Ads that Match a Web Page's Images
Using the contents of images or videos to target Web ads could improve click-through.
Web ads help subsidize free content and services, and have made Google into the behemoth it is today. But the software used to tailor them to a user’s interests can only do this by analyzing the words on a webpage.
Qiang Yang at Hong Kong University of Science and Technology wants to change that. He has developed software able to select contextual ads based on the contents of images or videos on a page. Yang and colleagues from Shanghai Jiao Tong University in China presented their work at the AAAI Conference on Artificial Intelligence in Atlanta last week.
Many fast-growing parts of the Web, such as Facebook or Google’s Picasa, are populated with user-generated images. They could become a rich advertising opportunity with the right technology, says Yang. “Many photos in online photo albums and video scenes do not have texts to describe them,” he says. “People browsing through their own or others’ online photo albums are a potential audience for adverts.” Today, he says, it’s impossible to reach people where there is no surrounding text.
To match an advertisement to an image, the group’s software first converts the image to a collection of words. The software was trained to do this by crawling around 60,000 images on Flickr that have tags added by users.

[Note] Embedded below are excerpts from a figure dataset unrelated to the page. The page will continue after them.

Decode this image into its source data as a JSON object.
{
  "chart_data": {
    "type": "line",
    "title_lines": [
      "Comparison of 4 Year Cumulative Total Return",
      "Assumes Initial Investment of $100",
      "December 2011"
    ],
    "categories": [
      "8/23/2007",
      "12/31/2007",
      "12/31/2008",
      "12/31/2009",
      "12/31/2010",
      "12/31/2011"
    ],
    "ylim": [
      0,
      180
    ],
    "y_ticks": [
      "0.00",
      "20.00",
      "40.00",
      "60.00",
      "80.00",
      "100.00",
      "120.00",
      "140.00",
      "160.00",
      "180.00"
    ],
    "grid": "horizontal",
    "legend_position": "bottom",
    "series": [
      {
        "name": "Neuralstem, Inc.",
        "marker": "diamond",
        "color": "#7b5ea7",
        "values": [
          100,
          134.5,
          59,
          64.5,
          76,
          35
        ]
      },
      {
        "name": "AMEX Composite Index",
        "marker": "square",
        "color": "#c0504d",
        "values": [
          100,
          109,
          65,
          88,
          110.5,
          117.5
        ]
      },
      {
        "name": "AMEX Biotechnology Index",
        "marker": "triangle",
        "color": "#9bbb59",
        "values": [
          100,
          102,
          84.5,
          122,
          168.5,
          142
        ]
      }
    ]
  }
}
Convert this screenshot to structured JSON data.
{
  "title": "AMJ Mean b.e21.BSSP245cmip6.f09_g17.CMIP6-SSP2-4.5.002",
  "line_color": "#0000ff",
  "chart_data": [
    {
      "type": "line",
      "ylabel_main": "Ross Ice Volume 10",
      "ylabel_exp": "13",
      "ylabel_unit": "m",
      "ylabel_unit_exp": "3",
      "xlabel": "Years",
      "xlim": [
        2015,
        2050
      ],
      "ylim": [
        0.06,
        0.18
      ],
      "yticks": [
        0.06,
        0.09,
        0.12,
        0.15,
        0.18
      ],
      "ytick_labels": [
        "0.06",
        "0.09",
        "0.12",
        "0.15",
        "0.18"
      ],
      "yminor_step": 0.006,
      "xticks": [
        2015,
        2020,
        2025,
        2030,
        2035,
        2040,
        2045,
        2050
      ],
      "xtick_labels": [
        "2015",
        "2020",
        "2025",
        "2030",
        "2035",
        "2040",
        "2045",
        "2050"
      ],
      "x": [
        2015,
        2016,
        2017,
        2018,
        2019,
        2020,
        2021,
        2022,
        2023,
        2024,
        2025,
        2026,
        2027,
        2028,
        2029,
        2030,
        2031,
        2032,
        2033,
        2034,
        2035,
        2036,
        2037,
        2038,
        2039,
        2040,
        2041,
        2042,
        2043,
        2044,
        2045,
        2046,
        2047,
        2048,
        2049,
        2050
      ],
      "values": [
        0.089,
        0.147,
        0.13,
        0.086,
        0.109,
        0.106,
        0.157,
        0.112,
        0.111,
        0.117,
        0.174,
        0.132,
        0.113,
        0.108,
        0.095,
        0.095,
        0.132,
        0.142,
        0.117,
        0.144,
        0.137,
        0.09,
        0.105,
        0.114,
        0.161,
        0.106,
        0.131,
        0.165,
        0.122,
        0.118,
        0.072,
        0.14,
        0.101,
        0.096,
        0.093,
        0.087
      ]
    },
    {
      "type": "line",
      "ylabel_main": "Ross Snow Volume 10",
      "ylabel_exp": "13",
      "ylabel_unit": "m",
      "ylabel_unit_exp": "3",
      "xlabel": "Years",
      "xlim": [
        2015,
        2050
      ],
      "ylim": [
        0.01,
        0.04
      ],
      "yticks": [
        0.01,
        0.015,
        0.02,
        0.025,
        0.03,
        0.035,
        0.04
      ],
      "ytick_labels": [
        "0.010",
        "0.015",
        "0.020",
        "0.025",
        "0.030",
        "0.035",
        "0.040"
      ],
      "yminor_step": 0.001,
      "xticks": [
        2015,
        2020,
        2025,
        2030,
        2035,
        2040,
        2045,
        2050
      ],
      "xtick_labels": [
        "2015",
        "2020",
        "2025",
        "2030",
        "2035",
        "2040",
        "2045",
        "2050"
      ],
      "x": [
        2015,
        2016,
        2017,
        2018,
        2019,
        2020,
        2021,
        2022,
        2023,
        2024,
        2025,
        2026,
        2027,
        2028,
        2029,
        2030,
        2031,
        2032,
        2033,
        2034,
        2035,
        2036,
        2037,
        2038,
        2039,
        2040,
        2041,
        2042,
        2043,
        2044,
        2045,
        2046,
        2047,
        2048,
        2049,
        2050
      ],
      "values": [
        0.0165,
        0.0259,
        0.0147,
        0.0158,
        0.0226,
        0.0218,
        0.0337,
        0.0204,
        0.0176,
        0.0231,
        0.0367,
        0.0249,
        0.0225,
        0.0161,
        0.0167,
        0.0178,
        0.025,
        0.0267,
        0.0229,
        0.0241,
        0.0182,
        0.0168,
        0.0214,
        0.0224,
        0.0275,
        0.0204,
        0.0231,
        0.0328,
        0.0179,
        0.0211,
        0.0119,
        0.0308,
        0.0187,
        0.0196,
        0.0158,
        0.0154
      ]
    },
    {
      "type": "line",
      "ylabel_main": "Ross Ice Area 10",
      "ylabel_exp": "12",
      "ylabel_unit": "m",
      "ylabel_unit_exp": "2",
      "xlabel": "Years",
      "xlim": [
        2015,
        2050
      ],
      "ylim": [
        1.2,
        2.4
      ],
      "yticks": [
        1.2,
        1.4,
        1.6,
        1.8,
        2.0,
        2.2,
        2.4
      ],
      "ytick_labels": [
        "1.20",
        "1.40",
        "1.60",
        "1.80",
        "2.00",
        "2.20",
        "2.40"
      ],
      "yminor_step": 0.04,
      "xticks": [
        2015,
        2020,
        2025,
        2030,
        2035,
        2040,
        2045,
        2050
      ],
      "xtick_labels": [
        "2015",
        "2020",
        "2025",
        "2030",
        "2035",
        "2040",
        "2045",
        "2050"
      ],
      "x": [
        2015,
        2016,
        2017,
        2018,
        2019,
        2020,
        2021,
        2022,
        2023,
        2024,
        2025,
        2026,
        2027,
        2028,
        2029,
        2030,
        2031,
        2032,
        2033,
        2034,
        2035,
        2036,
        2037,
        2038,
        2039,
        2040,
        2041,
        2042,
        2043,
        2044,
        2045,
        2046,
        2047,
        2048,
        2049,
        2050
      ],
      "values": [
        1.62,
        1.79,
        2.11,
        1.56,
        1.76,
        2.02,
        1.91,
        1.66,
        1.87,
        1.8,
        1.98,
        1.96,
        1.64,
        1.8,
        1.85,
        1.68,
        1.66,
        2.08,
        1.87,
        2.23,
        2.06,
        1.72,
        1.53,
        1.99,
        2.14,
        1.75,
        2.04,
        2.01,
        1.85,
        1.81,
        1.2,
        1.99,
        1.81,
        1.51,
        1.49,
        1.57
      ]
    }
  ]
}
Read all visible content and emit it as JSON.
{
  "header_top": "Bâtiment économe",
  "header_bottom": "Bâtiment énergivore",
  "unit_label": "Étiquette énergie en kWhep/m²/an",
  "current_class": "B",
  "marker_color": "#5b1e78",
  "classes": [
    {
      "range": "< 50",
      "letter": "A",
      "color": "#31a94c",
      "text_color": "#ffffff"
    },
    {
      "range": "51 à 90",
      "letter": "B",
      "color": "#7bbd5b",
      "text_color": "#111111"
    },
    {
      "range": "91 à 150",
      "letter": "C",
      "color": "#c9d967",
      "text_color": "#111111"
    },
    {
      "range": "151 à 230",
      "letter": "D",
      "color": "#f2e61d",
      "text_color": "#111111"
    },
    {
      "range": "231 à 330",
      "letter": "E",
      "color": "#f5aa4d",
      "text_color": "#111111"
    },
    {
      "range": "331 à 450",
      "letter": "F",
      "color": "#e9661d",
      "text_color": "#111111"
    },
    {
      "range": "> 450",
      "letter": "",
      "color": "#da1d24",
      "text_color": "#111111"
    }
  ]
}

Any new image can then be roughly summarized with a few words, and a second algorithm uses those words to select an ad to display. In trials of the technique, ads were matched to more than 300,000 images found through Microsoft’s MSN search engine (prior to its rebranding as Bing) using popular search terms. The results were good, says Yang. For example, a photo of a tree frog caused ads to be selected for pet supplies. One of a boat and a beach called up ads for sailing holidays and boat shoes.
The approach is an example of a machine-learning technique dubbed “transfer learning,” says Yang. “Transfer learning tries to learn in one space (text) and then apply the learned model to a very different feature space (such as images),” he says. “It aims to imitate human learning when we can apply our learned knowledge in, say, playing chess, to a seemingly different domain such as strategic planning in business.”